British Foreign Secretary William Hague on Thursday labelled the punishment “medieval”, saying it would “disgust and appal” the rest of the world.

“I’m appalled by reports of the imminent execution,” he said.

“I think that stoning is a medieval punishment that has no place in the modern world and the continued use of such a punishment in Iran demonstrates in our view a blatant disregard for human

rights.”

“I think if this punishment were carried out, it would disgust and appal the watching world,” he added.

In Washington, State Department spokesman Mark Toner said: “Stoning as a means of execution is tantamount to torture. It’s barbaric and an abhorrent act.”

“We condemn in the strongest terms the use of the practice of stoning anywhere it occurs as a form of legalised death by torture,” he said.
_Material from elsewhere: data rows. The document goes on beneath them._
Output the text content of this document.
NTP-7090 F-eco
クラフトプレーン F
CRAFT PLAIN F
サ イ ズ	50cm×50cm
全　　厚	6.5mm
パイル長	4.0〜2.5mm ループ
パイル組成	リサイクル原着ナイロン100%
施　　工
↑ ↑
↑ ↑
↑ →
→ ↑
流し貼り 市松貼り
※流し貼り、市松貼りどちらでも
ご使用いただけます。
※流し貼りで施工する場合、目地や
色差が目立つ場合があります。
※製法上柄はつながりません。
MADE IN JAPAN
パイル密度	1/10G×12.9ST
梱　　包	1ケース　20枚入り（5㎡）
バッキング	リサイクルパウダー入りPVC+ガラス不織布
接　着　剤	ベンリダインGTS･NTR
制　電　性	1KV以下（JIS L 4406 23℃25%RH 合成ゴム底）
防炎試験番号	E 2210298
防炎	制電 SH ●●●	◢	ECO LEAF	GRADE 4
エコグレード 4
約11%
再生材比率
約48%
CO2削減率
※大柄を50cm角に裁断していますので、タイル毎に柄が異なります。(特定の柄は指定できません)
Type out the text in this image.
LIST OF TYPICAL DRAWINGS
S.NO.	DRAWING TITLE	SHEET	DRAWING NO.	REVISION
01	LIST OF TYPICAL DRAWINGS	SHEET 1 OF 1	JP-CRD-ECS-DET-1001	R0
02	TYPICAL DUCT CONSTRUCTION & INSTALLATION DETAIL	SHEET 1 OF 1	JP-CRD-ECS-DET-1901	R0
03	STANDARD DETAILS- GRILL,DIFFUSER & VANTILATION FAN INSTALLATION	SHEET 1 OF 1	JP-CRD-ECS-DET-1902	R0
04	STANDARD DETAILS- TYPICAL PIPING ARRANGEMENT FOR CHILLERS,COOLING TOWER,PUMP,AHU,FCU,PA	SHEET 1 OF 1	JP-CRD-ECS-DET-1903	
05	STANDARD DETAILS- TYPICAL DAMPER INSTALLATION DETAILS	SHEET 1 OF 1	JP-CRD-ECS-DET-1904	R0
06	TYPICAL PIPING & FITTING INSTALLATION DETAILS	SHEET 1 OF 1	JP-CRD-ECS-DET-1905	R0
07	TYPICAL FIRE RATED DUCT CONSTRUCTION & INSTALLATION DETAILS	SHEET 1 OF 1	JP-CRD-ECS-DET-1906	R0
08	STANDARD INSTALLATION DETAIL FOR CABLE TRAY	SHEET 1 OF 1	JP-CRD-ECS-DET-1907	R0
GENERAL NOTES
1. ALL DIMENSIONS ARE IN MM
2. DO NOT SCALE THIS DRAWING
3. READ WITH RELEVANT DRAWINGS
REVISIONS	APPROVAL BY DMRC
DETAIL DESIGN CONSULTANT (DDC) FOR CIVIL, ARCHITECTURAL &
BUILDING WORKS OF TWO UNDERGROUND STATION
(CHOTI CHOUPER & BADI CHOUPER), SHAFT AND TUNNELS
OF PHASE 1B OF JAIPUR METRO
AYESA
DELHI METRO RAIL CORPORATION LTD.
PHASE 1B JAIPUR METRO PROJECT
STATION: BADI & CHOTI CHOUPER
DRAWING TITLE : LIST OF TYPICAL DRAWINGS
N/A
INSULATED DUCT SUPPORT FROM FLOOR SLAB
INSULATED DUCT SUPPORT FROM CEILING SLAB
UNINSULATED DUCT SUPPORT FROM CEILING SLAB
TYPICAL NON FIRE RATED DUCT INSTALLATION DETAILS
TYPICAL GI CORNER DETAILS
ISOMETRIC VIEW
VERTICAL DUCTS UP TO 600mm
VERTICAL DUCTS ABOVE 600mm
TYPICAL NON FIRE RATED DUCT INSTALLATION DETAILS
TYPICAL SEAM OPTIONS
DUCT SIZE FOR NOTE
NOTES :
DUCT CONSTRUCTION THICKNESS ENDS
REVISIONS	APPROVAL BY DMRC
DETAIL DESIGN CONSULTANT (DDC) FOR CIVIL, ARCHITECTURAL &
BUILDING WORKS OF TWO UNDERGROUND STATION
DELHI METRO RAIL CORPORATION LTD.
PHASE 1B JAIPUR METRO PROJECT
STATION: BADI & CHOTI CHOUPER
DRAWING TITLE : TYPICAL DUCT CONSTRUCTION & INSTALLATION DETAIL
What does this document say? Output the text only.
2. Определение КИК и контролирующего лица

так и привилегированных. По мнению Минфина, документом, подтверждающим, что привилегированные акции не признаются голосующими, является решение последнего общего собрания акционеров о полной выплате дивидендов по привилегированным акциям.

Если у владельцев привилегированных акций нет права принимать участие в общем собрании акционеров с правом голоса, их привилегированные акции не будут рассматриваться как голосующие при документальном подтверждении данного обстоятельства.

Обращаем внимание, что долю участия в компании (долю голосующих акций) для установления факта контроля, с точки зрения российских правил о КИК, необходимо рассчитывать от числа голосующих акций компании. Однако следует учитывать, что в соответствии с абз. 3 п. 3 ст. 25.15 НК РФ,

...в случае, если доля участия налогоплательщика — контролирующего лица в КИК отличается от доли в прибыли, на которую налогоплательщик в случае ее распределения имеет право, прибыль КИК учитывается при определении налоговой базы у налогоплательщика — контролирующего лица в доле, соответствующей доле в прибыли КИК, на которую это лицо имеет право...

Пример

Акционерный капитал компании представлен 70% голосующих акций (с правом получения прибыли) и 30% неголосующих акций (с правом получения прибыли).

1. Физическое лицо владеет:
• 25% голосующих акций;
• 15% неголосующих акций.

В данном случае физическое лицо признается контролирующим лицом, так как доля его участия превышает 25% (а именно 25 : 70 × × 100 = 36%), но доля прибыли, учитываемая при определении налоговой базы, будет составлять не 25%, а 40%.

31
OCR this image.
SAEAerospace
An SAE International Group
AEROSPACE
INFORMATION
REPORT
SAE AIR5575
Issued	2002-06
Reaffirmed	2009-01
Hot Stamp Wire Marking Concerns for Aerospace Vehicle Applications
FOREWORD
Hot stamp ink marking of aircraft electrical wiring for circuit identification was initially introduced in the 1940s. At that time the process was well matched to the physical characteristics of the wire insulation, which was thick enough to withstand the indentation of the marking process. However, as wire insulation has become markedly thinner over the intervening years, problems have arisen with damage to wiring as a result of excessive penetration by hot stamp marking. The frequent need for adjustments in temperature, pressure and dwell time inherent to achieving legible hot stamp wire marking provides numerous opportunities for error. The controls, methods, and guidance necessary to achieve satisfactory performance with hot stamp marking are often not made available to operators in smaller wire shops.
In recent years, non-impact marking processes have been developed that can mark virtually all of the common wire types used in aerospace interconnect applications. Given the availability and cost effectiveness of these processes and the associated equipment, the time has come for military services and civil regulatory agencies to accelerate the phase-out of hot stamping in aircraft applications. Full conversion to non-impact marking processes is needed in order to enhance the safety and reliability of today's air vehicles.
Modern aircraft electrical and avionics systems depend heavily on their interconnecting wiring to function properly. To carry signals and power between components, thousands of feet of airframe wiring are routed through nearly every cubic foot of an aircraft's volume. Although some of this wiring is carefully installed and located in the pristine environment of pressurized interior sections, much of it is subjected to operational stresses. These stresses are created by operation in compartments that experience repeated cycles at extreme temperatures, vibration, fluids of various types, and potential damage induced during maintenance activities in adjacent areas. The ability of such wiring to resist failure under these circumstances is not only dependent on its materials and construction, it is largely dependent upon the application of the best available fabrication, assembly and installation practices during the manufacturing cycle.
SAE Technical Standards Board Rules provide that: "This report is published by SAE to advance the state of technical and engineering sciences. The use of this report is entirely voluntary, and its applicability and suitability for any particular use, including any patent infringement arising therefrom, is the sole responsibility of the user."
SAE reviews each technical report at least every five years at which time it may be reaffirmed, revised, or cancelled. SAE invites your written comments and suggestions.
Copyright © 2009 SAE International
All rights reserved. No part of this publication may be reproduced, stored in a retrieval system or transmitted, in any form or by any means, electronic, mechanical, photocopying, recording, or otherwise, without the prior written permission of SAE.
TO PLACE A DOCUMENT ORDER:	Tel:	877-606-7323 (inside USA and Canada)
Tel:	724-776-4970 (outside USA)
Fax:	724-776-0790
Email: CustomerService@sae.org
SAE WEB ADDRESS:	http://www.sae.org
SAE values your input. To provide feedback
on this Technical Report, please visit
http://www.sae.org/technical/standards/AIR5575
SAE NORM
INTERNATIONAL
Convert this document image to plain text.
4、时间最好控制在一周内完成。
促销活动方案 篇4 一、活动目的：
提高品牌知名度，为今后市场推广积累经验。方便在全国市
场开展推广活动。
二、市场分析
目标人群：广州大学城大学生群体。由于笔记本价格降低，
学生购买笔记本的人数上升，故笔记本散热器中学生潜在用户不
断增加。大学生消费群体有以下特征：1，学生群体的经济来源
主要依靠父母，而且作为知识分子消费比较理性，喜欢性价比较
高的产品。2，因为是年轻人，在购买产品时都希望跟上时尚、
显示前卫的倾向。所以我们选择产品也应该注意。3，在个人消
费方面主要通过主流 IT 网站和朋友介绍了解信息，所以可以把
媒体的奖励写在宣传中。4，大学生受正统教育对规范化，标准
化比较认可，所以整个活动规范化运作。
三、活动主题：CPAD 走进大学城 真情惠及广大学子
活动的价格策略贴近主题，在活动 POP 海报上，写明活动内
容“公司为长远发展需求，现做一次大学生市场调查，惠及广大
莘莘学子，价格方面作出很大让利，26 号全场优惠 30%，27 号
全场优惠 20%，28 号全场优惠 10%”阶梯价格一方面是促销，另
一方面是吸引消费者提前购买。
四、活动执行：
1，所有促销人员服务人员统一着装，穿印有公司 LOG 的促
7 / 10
A host of prominent names from the worlds of politics and arts signed an open letter condemning the planned stoning on Friday in the Times, which has been running a campaign to halt the execution,

Signatories included former US secretary of state Condoleezza Rice, three former British foreign ministers, and Jose Ramos-Horta, East Timorese president and a Nobel Peace Prize laureate.

American actors Robert De Niro and Robert Redford also signed, as did French actress Juliette Binoche and French philosopher Bernard-Henri Levy.

“On top of what she has already endured, Ms Ashtiani faces a gruesome and agonising death,” the letter said.

“We urge the Iranian government to overturn this unjust sentence and reconsider Ms Ashtiani’s case.”